Coming back to the topic, I think that Riot Games have already shown their tendencies towards making everything mobile. Teamfight Tactics, Legends of Runeterra, League of Legends into Wild Rift, Valorant on mobile. So, my bold predictions would be Riot Games skyrocketing FGC with Project L and then making a mobile fighting game, which will pull in other fighting games developers and become a lighthouse for mobile FGC.
Guilty Gear Strive is the biggest new fighting game of the year (Picture: Arc System Works)

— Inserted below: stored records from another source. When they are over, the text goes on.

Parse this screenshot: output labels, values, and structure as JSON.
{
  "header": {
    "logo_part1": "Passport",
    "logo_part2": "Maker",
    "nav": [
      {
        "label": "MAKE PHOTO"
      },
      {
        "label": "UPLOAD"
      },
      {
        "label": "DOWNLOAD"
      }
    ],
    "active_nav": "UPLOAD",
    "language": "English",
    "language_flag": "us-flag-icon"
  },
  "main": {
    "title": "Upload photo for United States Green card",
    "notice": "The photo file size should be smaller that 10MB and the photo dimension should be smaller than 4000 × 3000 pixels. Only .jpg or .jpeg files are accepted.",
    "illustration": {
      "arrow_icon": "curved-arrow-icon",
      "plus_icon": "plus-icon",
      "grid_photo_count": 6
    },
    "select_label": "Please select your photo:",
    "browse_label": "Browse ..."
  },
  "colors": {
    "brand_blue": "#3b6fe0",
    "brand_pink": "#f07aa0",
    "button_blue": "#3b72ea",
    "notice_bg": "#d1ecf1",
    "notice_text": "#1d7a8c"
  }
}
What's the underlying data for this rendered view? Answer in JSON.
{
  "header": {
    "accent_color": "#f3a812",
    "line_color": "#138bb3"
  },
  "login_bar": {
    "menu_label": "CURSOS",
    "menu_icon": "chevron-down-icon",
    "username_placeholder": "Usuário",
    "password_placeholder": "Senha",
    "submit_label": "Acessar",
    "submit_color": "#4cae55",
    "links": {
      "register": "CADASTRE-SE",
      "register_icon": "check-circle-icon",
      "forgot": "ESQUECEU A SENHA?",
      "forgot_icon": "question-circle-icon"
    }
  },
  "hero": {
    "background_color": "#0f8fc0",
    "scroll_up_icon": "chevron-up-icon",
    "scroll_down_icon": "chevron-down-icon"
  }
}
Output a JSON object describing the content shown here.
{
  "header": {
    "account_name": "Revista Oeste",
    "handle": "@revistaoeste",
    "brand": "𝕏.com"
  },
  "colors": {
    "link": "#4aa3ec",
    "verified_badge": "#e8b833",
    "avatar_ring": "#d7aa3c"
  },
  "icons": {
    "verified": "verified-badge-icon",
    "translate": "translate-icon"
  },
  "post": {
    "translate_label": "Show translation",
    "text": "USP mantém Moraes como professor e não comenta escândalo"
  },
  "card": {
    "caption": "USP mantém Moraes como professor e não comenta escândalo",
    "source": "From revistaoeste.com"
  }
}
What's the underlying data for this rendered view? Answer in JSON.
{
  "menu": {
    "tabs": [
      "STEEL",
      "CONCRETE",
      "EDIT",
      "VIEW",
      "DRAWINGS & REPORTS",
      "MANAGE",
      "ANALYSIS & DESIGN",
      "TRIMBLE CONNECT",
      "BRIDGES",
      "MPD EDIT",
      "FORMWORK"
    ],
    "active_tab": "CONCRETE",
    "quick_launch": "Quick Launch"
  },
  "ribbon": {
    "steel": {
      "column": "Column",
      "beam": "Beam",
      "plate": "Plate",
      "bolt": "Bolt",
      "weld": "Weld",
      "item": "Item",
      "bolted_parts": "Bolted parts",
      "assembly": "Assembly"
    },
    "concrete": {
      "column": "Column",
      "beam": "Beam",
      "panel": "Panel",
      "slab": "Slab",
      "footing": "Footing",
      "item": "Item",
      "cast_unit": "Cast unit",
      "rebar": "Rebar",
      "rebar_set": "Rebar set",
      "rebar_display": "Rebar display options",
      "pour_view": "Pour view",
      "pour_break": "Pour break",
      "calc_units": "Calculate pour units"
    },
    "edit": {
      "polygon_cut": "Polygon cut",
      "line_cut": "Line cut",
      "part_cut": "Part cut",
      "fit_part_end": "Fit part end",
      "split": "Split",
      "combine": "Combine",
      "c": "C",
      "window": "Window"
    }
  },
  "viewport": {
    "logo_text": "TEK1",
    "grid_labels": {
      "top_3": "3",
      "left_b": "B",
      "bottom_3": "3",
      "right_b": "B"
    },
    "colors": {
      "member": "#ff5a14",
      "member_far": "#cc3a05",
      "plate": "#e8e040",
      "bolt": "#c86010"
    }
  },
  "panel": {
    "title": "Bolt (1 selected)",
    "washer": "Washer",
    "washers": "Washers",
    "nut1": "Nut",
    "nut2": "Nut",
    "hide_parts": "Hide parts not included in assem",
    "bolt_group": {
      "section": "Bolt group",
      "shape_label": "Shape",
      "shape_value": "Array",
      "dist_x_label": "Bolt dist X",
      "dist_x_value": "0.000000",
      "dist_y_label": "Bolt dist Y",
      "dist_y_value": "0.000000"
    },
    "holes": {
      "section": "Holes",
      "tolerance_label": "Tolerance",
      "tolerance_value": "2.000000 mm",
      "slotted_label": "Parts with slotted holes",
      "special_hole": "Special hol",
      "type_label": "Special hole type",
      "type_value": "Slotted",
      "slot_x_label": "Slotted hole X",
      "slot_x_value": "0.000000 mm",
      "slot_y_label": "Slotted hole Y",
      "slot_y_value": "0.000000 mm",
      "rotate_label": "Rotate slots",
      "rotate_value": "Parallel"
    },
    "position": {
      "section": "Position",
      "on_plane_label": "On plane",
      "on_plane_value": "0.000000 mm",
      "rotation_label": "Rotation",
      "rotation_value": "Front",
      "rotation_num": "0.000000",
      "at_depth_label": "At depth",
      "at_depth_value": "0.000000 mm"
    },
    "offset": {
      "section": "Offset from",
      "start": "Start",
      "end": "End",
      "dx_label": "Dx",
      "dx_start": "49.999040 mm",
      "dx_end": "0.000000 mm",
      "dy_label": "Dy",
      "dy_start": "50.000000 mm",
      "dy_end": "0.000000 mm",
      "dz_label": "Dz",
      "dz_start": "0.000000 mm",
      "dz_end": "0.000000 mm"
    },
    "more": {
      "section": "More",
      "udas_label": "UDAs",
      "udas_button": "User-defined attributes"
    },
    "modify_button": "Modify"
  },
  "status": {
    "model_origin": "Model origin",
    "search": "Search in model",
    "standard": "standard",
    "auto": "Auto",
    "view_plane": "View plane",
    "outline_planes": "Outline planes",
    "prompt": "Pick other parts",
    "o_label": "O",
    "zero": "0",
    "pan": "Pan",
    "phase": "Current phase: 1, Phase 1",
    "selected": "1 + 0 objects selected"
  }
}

Do you think it’s just a matter of time before fighting games become the biggest esport? What do you think is missing right now?
I am certainly sure that fighting games will become one of the big esports. Fighting games are simple to start with and easy to watch. Everything that happens on the screen doesn’t need extra explanations. There is Fighter 1 and Fighter 2, and everyone knows what will happen next. This clarity makes it easy to start with, nevertheless hard to master. It just needs more…. everything. More developers’ attention, more players, more tournaments, more coverage, more content and more tools to keep you in the FGC.
Together with the team, we figured out one of the main problems is the lack of information and sort of a hub with everything in there. That is why we have developed DashFight, to strengthen up fighting games, help newcomers, keep oldies sharp and bring more people to watch events and play any fighting games title. The more we grow, the faster we go.
To sum up, fighting games still have work to do and a long road ahead. But, no one doubts that one day FGC will rise and prosper.